I first came across Mathilde Albouy’s work at her first solo show, Trust Me, at Galerie Derouillon in Paris. We spoke briefly then but met properly right after, at her former residency studio in Villa Belleville.
Recent graduate from ENSAD Paris and a current resident at Poush in Paris, Albouy fills her practice with complex paradoxes, both formal and conceptual, as well as with a drive to untangle and counter archetypal fixity through metaphor and poetic force.
Drawing inspiration from the worlds of sci-fi feminist literature, mainly from Ursula K. Le Guin or Donna J. Haraway, Albouy investigates the tensions between vulnerability and control, submission and play, femininity and confrontation against a background of unspoken mysticism.
I graduated last year from Art Espace (ENSAD Paris) and moved into the studio space at Villa Belleville in the meantime. While I was studying I didn’t have as many conversations around the work as I would have liked, so moving into this space has really nourished me - especially on being a lot more intuitive about my work and process.
Play is something very intuitive to me. The first time this idea materialized in my work was through a wooden table with a stained glass top, which instantly resembled a chess board. I think I must have dreamt about it. The idea of play is maybe my way of inviting people into my work, as it inherently requires a partner, be it in the form of an opponent or team. A lot of the work titles are addressed to the viewers and I think a game is kind of the same thing. You play with someone and there’s always an innate tension and dialogue. A game is something that never really puts you in danger but there’s always some sort of prediction about the future. The first pieces on this idea were these squared ones, Combien tu veux?, a children’s game that’s supposed to give you answers, guide you somehow. In the end, all the geometrical motifs make you see that chance is pretty mathematical. I am interested in the idea of this particular game as a life maquette.

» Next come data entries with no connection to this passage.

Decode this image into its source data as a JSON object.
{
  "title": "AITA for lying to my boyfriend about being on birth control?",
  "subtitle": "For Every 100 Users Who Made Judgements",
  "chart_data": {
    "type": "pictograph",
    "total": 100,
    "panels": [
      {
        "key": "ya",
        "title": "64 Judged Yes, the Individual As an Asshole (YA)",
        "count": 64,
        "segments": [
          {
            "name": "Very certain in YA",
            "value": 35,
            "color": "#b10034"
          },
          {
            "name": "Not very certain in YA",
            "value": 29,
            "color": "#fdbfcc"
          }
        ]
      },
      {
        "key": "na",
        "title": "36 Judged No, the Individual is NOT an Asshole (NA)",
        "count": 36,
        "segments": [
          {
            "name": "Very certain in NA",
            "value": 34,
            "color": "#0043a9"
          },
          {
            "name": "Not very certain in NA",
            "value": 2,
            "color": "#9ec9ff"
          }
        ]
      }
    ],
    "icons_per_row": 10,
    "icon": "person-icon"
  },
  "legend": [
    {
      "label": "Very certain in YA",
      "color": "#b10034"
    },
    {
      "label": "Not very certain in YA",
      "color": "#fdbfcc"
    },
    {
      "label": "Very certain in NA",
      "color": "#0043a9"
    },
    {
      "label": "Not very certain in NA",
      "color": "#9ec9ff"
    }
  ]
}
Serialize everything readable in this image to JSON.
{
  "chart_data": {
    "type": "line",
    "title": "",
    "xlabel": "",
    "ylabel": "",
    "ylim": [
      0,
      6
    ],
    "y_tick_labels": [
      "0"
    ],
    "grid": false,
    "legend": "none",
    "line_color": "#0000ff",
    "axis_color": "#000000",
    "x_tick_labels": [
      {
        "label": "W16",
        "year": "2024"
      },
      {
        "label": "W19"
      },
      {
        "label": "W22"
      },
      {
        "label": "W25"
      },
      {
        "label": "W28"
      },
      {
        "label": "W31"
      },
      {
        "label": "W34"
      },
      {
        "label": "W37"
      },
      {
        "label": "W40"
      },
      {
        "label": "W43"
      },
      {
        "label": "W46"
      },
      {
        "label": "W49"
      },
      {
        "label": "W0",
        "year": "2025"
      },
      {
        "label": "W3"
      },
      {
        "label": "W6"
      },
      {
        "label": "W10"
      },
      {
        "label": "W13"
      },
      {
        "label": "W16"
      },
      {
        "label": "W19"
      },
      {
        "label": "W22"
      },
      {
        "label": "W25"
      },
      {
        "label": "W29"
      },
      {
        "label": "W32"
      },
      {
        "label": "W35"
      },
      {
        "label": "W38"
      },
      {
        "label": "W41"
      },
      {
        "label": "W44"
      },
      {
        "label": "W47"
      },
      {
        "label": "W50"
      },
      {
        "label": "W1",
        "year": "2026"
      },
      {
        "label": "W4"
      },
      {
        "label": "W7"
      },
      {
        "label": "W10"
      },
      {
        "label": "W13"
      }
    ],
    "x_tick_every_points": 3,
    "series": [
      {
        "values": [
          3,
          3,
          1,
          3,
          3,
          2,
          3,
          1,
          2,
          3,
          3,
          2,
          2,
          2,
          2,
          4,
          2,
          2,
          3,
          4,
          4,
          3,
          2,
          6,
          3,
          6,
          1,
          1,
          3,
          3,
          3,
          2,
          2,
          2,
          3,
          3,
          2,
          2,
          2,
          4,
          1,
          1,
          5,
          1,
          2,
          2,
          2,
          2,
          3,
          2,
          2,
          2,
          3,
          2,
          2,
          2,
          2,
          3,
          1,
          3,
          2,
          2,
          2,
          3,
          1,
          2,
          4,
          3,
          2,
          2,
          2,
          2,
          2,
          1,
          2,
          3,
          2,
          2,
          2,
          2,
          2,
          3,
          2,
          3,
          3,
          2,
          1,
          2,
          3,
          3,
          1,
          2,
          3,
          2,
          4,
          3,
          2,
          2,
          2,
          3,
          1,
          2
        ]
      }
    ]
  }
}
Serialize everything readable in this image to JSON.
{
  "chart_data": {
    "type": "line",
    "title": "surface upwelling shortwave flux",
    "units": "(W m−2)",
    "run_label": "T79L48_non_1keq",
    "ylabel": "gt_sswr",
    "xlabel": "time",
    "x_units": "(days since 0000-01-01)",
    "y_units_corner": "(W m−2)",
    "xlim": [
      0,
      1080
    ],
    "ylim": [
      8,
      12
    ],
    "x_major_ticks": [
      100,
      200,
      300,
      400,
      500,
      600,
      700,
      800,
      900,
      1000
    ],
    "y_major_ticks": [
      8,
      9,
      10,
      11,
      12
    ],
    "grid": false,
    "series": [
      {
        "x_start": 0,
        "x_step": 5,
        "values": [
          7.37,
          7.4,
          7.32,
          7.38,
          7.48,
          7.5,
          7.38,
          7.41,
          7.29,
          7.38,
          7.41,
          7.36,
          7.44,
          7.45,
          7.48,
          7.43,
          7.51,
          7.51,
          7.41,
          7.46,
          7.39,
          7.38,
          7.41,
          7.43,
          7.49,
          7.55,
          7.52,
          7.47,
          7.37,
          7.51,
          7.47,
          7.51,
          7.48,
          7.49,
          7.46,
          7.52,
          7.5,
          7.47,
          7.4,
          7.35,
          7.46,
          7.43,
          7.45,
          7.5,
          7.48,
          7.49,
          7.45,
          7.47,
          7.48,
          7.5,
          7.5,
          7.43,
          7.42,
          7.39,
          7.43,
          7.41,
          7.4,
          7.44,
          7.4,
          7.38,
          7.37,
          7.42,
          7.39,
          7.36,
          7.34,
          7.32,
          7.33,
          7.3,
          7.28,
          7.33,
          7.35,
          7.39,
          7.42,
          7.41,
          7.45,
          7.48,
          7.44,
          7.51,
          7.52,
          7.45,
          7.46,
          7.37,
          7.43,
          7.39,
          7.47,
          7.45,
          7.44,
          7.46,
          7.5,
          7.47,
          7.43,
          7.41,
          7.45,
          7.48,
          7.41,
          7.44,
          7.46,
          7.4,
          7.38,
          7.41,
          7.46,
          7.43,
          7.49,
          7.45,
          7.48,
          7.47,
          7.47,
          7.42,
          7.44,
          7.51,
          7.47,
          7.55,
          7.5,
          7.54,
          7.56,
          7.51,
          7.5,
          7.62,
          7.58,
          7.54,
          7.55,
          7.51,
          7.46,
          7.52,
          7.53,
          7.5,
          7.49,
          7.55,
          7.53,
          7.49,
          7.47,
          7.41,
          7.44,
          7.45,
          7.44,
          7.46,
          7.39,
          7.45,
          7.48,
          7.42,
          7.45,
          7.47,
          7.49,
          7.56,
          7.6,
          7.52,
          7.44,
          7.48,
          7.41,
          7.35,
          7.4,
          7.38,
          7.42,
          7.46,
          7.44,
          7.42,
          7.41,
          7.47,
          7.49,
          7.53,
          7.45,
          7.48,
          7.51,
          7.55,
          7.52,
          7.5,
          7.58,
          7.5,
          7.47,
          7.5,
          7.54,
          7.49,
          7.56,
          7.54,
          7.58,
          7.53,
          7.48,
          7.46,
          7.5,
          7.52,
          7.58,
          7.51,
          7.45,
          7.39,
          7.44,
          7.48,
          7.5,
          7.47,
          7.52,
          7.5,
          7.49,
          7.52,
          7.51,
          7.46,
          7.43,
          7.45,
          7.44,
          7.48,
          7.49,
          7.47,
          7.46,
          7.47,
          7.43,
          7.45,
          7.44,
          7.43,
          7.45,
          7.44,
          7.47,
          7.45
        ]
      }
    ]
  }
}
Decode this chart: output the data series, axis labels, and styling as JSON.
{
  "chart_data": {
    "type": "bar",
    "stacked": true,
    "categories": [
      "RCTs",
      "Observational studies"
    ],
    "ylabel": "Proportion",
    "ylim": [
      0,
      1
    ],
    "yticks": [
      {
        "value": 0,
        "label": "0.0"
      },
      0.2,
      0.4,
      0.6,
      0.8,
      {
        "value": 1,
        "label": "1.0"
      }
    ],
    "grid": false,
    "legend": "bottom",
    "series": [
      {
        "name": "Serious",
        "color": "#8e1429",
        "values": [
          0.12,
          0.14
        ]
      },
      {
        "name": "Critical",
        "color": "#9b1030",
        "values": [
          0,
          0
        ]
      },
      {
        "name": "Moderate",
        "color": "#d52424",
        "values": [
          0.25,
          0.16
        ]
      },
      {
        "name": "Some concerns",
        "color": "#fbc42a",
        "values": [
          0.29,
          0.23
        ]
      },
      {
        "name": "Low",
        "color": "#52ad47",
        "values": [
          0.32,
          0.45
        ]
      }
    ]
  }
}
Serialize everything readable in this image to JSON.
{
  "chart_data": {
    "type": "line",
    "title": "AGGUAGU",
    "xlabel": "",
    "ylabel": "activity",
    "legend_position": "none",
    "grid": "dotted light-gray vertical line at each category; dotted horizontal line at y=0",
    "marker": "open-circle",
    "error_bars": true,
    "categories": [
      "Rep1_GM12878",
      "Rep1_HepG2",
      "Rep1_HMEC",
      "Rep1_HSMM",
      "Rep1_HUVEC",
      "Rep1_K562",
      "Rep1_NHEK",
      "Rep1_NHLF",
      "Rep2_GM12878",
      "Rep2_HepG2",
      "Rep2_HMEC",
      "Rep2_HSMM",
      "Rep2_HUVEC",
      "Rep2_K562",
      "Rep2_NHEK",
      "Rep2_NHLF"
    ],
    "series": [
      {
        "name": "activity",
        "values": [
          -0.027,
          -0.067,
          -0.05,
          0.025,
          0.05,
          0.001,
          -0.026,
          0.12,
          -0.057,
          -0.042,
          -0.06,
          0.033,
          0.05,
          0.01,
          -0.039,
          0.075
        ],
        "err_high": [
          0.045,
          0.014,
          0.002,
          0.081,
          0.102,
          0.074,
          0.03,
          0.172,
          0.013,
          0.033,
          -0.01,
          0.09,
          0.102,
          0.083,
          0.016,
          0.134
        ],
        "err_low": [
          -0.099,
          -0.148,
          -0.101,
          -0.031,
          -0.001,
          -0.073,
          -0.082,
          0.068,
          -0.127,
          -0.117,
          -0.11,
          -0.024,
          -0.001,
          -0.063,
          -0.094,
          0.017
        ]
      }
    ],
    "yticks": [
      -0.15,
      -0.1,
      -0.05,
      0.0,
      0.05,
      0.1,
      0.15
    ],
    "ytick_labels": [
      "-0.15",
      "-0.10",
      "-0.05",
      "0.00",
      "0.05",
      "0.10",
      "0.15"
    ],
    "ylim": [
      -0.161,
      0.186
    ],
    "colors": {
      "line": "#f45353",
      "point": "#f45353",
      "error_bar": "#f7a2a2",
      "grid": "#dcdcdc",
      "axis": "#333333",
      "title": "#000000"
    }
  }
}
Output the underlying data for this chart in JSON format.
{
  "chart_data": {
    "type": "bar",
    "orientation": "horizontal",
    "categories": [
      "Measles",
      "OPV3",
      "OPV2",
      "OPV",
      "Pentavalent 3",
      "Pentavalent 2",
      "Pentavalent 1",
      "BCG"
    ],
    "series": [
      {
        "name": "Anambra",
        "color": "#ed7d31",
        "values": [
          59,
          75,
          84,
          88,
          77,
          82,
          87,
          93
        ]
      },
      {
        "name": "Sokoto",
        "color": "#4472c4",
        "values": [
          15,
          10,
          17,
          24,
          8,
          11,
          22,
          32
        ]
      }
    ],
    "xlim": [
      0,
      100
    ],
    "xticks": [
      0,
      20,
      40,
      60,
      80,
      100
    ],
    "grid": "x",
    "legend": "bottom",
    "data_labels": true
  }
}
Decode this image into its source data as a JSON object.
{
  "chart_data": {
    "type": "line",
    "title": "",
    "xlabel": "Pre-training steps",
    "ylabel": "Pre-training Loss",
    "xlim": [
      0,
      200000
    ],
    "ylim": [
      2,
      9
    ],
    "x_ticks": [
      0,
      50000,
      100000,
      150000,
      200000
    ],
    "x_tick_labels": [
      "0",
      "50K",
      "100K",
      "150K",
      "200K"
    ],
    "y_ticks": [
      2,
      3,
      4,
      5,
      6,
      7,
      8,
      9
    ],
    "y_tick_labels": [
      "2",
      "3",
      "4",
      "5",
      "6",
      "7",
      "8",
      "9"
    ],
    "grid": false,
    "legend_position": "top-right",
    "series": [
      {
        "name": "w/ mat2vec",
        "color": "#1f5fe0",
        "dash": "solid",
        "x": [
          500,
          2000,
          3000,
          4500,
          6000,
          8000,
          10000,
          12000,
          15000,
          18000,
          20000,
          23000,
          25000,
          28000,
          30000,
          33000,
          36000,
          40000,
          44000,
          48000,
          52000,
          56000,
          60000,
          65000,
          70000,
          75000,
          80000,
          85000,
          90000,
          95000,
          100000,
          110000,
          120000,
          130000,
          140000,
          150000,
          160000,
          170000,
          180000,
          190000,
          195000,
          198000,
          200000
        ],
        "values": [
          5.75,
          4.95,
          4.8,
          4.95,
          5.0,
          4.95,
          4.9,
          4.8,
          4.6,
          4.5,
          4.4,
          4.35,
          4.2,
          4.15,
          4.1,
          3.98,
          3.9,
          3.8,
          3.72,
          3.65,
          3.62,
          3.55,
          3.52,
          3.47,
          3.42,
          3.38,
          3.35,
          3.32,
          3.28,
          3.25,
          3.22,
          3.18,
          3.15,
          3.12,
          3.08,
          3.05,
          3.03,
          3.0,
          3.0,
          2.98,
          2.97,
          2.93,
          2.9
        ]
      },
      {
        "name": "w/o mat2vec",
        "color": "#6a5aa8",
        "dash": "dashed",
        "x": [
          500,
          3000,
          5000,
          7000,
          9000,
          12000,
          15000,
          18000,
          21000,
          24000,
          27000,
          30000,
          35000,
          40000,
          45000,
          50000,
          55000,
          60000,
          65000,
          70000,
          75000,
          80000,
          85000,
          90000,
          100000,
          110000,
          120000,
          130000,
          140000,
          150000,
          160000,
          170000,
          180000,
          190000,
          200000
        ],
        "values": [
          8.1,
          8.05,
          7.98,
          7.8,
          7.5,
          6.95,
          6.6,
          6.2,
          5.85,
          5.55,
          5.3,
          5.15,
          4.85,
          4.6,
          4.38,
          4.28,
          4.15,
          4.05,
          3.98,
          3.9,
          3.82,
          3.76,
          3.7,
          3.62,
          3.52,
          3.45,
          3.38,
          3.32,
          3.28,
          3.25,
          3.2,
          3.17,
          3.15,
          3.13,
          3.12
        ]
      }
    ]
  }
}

The shapes present in my work appear to me very naturally. The first step is to always nurture myself with images, photographs of artifacts or architecture, as well as reading fiction. There’s no specific direction after this, everything is processed subcounsciously, There’s always this urge to draw the shapes as soon as they reveal themselves in my mind and I understand it’s something I want to explore. Drawing them on the walls is key in order to face them on my own scale.Then, of course, there’s all the work in wood. It’s a material that counters chance as it doesn’t allow for much spontaneity or errors. In a way, it’s a sensual experience as you have to caress, sand it and give it time. It is as meditative as it is tiring.
I think the idea of scale started with the comb sculpture series. The first one I created was massive and it became a tool for self-affirmation, changing how I saw my body and myself in space. I could also identify an underlying sense of violence, which became a main force when going further into this series - the theme of weaponized femininity. The pin sculptures are the aftermath of this experience.
Each one holds an individual presence and silent anger.
There’s an unspoken agitation between the different pins in Trust Me - some form of anxious waiting in their stillness. Every one of them is a step into a direction I'm following blindly, so they retain some form of movement in that sense.
This tacit exchange between seeing and being seen also falls into the basis for any game, which we were talking about earlier.
Most of the pieces I make are derived from the world of swamps - some sort of ethereal place where there aren’t fixed meanings or space for binarity. They have a clear link with the world of dreams, fiction, mythological narratives Besides being unable to clearly identify its horizon line, the swamp carries a violent stillness, an unstable landscape where even distinguishing between solid and liquid becomes a quest. I am allowed to be angry within the idea of the swamp and the pieces are an expression of that emotional freedom.
I think it appeared logical to me to use more rough materials because at first the hairpins were meant to act as some kind of weapons. Also it was an artifact that was supposed to speak to us and not an illustration of the body or a part of nature. It’s funny how at the end they turned out to be fully independent individuals. I feel like I will always be surprised by the paths my own work takes by itself.
Unlike the pieces I have done recently, these works will leave the wall and occupy the space. Even if they still keep some of the formal qualities of the pins, they are detaching themselves from the archetypal shape and morphing into a more human form. Looking at them now, I see them as a parade amoureuse. I used to have a very illustrative approach to my work and am now allowing myself to let go of it. I want the abstract forms to take over. It means that I can work better with raw materials. The wooden process took a lot of space in the studio even though it’s something I had discovered one year before. You always work in two opposite directions, trying to dissect the work as you work on wood or metal. In a way, I was trying to hide a bit of myself behind concepts and ideas that preceded my work. Like I was saying before, large-scale drawing was always quite difficult for me, and I am currently taking up the walls of the studio with new versions.
Not the works necessarily, but of the space. It’s a projection of my inner world and leaving these temporary homes is always quite hard.
Since our late June conversation, Mathilde Albouy became part of the Poush art residency program and got selected for Revelations Emerige 2023. Her practice has since developed towards a sharp deconstruction of the original comb and pin shapes, freeing themselves from their representative status. Self-affirming both in scale and space, the new sculptures on show for Artissima foretell a new direction in Albouy’s practice: aquatic explorations through glimpses of tortoise shell patterns.